We received 1 case, 24 measly bottles of the 2012 KBS. I love KBS, but it kills me also. Here’s why; we get 100’s of phone calls from beer lovers looking for a beer we get 24 bottles of. No kidding, 100’s of phone calls. That’s not even counting the number of emails we get. What are we supposed to do with this beer? How do we even sell it? Who gets it and who doesn’t? I wake up in the middle of night thinking about this stuff. I know..I get it…It’s beer…in the big picture, it’s not a big deal. But it is a big deal to a lot of people. I truly wish I could get enough for everyone to buy some. I wish everyone could try this beer. But that’s just not going to happen anymore. It wasn’t always like this. Just two years ago, it took us a few weeks to sell out (we got a lot more of it back then). Now it takes about a minute. A few bottles go into our cellar. A few go to the lucky ones who happened to be in the right place at the right time. And like that…poof..it’s gone like Keyser Söze.

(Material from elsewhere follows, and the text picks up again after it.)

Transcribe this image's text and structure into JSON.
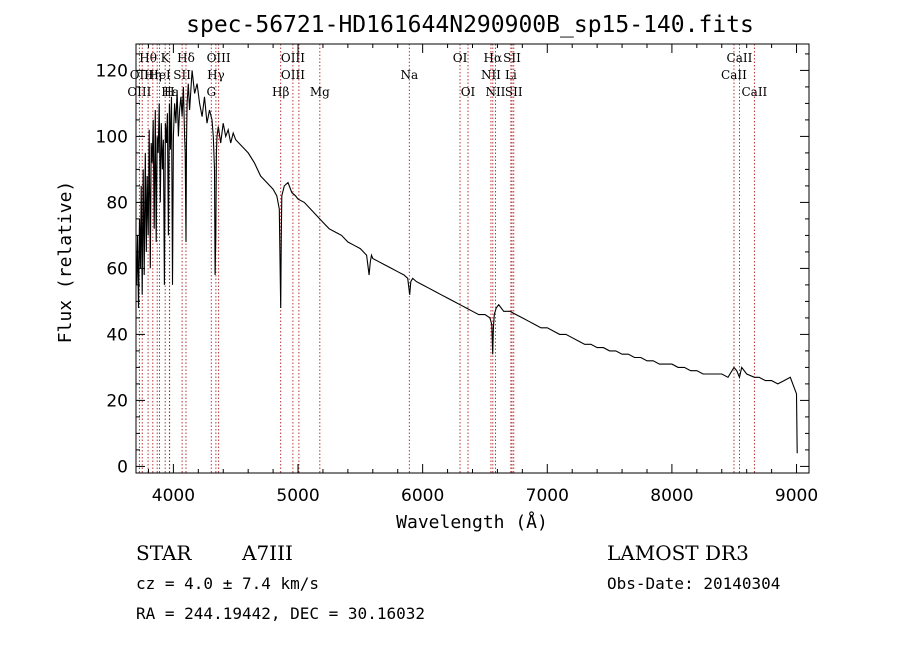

I love Founders. I love KBS. But KBS now stands for Killed Blocked and Shutdown.
~Bill
A Strappin’ Good Wine
Every so often, a wine comes along that so captivates us that we just can help ourselves… we buy everything we can get our hands on. Well, here is one of those examples. The Yalumba GSM called “The Strapper” is one of the finest examples of the genre
I’ve had in a long, long time. The GSM is a great Aussie tradition of copying the classic Southern Rhone blend. Often times, it comes out a bit too brash. Either the Shiraz is an over-done chocolaty mess or the Grenache is akin to raspberry motor oil. Perhaps that is the real purpose of the GSM… to cover over a wine-making error? Or, I suppose it could be a shameless cash grab where a winery takes sub-standard grapes and tarts them up with a lot of over-ripe, high-sugar juice (just look at the current red blend craze coming out of California if you need some good examples).
Thankfully, the folks at Yalumba steered clear of this path. Instead, they crafted a wine of surprising gravitas, represented by the Mataro (another word for Mourvedre), softened by a most supple and elegant ribbon of Grenache. Holding it all together are the solid shoulders of the Shiraz, which make their notable appearance during the mid-palate. If I remember the story correctly, they named the wine “The Strapper” in homage to the Jockey’s assistant who does all the real work in preparing the horse but earns none of the glory. Apparently, it is the Mataro that plays the role of “Strapper” in this wine. It’s a fair comparison, though I would observe that without the jockey and the horse, the strapper would have precious little to do in the first place.
As I said, we bought up every case of this wine that was available in the Upper Midwest, so I encourage you to give it a try. If you like it, buy up! Who knows when we’ll see its kind again?